Von Schengen/Dublin profitiert die gesamte Schweizer Volkswirtschaft. Dies bestätigt auch eine neue Studie von Ecoplan und zeigt gleichzeitig auf, mit welchen finanziellen Einbussen die Schweiz bei einem Austritt rechnen müsste.

Schengen/Dublin hat die Zusammenarbeit mit unseren Nachbarstaaten im Tourismus, im Asylwesen und im Sicherheitsbereich effizienter gemacht. Davon profitiert die gesamte Schweizer Volkswirtschaft. Das unabhängige Beratungs- und Forschungsbüro Ecoplan hat im Auftrag des Bundes untersucht, was die Schweiz heute bei einem Austritt aus den beiden Verträgen verlieren würde. Die Ökonomen kommen zum Schluss, dass das Schweizer Bruttoinlandprodukt (BIP) im Jahr 2030 bis zu 3,7 Prozent geringer ausfallen dürfte. Zum Vergleich: Während der weltweiten Finanzkrise im Jahr 2009 ist das BIP «nur» um 1,9 Prozent geschrumpft.

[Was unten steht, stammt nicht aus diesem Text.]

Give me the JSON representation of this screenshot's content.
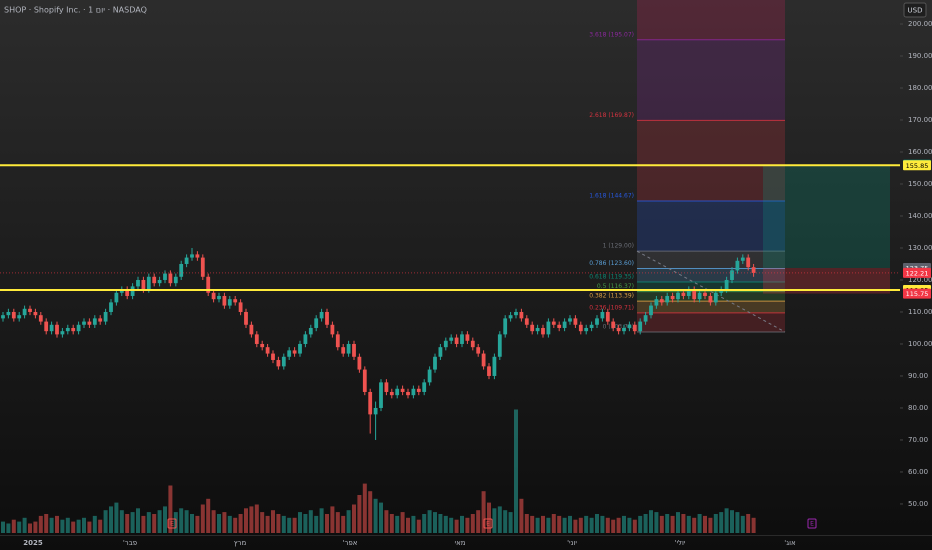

Gemäss der gleichen Studie würde das jährliche Pro-Kopf-Einkommen ohne Schengen um bis zu 1600 Franken zurückgehen. Die Exporte könnten um bis zu 5,6 Prozent tiefer ausfallen als heute – das wäre weitaus gravierender als die Probleme, mit denen die Schweizer Industrie wegen der Frankenstärke konfrontiert war. Die Schweiz hat vom Beitritt zum Schengen-Raum auch wirtschaftlich stark profitiert. Ein Abschied wäre deshalb ein Verzicht auf ein beträchtliches Stück Wohlstand.